On Monday, Elizabeth Holmes, the 37-year-old founder of the failed blood testing company Theranos, was found guilty of defrauding investors, ending the months-long trial and years-long downfall of the former tech titan.
The tale that was woven around Holmes has already been auctioned off and will soon be presented to America in two competing films in which Holmes—played by Jennifer Lawrence and Amanda Seyfried—will likely become the poster child for greed and corruption in Silicon Valley. A Jordan Belfort gone west.
Those films will get their grand conclusion, with a jury of eight men and four women convicting Holmes of three counts of wire fraud and one count of conspiracy to commit wire fraud by lying to investors to raise money. Sentencing will likely take place next week; Holmes is expected to appeal the verdict.
But the consumers who used the health-testing services provided by Theranos won’t get the ending they had hoped for. Holmes was found not guilty on three charges of defrauding patients and one charge of conspiracy to defraud patients.
Brittany Gould, a patient who took the stand during Elizabeth Holmes’s trial, testified that a Theranos blood test revealed she was having a miscarriage when, in fact, she had a healthy pregnancy. As a result of the false positive, she changed the medication she was taking, which could have harmed the fetus. (She eventually gave birth to a healthy baby.)
Another patient who testified, Erin Tompkins, said she received a false positive HIV antibody result after taking a Theranos test at a Walgreens in Arizona. “I was quite emotional at the time,” Tompkins told jurors.
Steve Hammons, a retired marketer from Peoria, Ariz., learned in October 2016 that Theranos had corrected a September 2015 test showing his blood taking more than six times longer than normal to clot. As a result he was told by his doctor to stop taking his blood thinner, warfarin, and switch to a less potent medicine. He received his corrected results only after the Wall Street Journal inquired about them.
Arizona was the primary testing ground for Theranos products and services in 2013 when it started rolling out its faulty technology at Walgreens stores across Phoenix. About 40 Theranos Wellness Centers eventually opened in the area, along with a laboratory at Arizona State University’s SkySong office complex in Scottsdale.
Between 2013 and 2016, Theranos sold more than 1.5 million blood tests that yielded 7.8 million test results for 175,940 Arizona consumers, and more than 10% of all test results were later voided or corrected.
“If someone lost their job, or someone thought they had a disease when they didn’t, or they should have gotten treatment when they didn’t because of a false test, that’s heartbreaking. It’s wrong,” Arizona Attorney General Mark Brnovich told Fortune. “Elizabeth Holmes needs to spend as much time in prison as possible for what she did to people.”
In 2017, Brnovich negotiated a $4.65 million consumer-fraud settlement with Theranos for those who had purchased Theranos tests at Arizona retail locations.
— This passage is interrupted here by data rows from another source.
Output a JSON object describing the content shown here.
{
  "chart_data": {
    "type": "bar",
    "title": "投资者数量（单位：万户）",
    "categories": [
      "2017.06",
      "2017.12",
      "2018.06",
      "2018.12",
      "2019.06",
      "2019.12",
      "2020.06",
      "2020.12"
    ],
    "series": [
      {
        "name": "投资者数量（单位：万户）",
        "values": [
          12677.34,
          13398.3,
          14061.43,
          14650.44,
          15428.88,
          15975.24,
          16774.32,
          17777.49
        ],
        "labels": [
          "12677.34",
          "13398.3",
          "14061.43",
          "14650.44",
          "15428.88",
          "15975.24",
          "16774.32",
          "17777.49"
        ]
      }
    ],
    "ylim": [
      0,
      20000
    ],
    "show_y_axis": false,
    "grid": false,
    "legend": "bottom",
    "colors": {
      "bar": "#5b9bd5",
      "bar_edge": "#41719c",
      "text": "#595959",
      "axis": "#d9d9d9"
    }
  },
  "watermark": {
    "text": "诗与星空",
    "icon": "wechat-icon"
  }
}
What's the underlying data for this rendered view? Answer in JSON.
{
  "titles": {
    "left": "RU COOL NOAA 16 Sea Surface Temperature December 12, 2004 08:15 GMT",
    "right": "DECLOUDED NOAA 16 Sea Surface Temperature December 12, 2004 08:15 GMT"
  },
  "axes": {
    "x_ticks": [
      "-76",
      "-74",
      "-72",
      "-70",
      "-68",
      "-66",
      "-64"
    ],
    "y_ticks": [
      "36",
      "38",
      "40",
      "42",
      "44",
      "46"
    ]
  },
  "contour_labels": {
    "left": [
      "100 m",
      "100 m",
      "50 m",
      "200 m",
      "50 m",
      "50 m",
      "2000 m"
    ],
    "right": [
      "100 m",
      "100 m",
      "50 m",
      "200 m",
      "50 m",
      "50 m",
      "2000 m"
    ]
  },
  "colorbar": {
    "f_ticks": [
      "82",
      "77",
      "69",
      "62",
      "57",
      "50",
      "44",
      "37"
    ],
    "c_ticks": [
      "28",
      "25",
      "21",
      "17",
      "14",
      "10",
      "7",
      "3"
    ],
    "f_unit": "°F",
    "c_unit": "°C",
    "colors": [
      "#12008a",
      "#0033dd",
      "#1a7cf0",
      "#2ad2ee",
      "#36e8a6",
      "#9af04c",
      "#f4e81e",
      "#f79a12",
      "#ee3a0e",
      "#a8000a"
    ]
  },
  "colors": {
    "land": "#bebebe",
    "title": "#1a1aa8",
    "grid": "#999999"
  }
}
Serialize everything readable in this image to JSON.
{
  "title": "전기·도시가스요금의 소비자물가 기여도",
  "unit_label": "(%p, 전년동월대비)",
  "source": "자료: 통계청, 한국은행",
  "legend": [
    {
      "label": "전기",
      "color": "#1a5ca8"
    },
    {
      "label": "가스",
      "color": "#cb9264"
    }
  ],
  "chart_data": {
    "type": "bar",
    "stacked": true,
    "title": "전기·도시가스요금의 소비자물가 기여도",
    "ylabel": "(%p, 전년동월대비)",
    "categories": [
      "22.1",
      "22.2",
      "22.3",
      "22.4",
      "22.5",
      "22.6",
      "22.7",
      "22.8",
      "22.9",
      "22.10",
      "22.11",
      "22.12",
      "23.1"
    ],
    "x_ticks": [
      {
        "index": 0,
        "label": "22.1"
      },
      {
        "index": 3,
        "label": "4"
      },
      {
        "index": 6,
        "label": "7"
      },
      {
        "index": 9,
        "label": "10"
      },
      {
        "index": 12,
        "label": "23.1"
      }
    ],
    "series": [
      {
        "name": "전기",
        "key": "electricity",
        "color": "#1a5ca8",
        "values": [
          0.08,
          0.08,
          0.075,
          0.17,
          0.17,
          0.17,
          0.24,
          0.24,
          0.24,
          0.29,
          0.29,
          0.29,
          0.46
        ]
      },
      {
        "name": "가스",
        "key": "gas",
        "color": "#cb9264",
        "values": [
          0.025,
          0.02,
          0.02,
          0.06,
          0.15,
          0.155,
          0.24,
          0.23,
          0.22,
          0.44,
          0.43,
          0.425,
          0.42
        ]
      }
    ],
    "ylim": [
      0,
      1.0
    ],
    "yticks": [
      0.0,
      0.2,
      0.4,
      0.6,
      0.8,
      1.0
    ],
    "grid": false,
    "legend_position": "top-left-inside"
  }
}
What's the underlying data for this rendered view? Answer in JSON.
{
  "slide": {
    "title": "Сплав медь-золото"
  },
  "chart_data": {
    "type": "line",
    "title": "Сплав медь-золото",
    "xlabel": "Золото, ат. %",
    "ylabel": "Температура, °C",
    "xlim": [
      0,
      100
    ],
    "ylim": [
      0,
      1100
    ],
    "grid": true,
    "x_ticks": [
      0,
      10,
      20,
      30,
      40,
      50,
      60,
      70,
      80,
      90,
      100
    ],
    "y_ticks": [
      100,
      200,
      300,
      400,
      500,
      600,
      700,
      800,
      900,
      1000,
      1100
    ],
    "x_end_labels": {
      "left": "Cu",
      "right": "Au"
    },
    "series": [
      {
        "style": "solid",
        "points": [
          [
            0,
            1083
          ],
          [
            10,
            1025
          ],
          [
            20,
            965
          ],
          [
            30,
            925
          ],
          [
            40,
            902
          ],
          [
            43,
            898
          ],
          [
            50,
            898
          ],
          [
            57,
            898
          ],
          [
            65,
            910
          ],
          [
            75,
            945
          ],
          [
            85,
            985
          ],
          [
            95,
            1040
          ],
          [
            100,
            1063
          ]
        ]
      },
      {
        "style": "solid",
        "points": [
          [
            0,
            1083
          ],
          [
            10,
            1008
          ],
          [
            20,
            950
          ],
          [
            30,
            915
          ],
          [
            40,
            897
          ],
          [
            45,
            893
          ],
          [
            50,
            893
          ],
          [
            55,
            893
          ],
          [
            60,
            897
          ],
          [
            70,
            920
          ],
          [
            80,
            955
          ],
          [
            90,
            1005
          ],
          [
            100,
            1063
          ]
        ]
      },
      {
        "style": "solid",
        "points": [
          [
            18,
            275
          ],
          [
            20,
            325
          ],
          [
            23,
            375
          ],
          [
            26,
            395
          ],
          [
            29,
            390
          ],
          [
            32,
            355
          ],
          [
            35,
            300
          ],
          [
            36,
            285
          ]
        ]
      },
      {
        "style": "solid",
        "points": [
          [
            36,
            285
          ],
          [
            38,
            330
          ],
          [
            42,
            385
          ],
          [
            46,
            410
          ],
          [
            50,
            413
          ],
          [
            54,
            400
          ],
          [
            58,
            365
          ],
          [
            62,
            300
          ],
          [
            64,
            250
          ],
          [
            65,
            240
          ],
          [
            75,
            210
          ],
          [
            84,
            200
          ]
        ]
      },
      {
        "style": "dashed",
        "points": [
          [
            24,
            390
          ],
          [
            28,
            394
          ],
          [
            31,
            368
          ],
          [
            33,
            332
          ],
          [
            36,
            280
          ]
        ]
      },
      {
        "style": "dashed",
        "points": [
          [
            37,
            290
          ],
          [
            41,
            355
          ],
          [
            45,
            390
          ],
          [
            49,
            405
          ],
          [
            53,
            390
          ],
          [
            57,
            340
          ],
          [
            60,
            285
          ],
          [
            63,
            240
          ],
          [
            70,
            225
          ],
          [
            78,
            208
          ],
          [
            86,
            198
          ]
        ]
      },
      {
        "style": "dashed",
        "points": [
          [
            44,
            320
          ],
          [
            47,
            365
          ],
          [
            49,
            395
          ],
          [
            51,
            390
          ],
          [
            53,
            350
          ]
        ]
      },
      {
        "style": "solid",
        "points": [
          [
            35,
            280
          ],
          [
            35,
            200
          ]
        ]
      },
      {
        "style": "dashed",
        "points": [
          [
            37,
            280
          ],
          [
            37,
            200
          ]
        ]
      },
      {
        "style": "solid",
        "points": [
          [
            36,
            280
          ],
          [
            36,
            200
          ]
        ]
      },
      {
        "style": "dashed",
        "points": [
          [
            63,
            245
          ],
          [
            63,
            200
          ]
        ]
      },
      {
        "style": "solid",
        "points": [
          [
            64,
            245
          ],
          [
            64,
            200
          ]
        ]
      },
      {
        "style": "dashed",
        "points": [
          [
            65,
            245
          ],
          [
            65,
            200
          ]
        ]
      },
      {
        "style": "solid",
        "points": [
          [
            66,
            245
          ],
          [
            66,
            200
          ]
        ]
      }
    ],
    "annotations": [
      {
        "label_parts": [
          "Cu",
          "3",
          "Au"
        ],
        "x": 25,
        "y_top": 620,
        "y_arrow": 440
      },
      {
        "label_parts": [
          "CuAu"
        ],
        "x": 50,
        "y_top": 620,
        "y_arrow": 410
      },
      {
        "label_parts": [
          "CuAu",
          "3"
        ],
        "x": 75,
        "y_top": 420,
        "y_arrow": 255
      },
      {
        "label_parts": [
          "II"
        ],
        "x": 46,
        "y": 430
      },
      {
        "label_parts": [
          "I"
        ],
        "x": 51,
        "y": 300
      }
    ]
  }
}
“Elizabeth Holmes was a con artist. In Silicon Valley, you often get folks that fake it till they make it and have a different sense of reality, and there’s a certain amount of hubris and arrogance,” he said. “But no matter who you are or where you come from or who your powerful friends are or how wealthy you may be, I’m going to hold you accountable. I made sure that Arizona consumers were protected, but I can’t control what other entities do.”
Brnovich, a Republican, told Fortune that elected officials in his state were too eager to “roll out the red carpet” for Holmes and put their constituents at risk through products that hadn’t been properly assessed. Monday’s verdict sends a strong message, he said, not only to potential investors but also to politicians who invite tech companies to use their states as testing grounds for their latest innovations.
“What history has shown us is that there are always folks out there, from Bernie Madoff to Elizabeth Holmes, who will try to take advantage of folks and prey on their greed or their vulnerabilities.”
If sentenced, Holmes will be the most notable female executive to go to prison for fraud since Martha Stewart, who served time for lying to investigators about a stock sale, in 2004.
Holmes faces up to 20 years in prison for each of her convictions.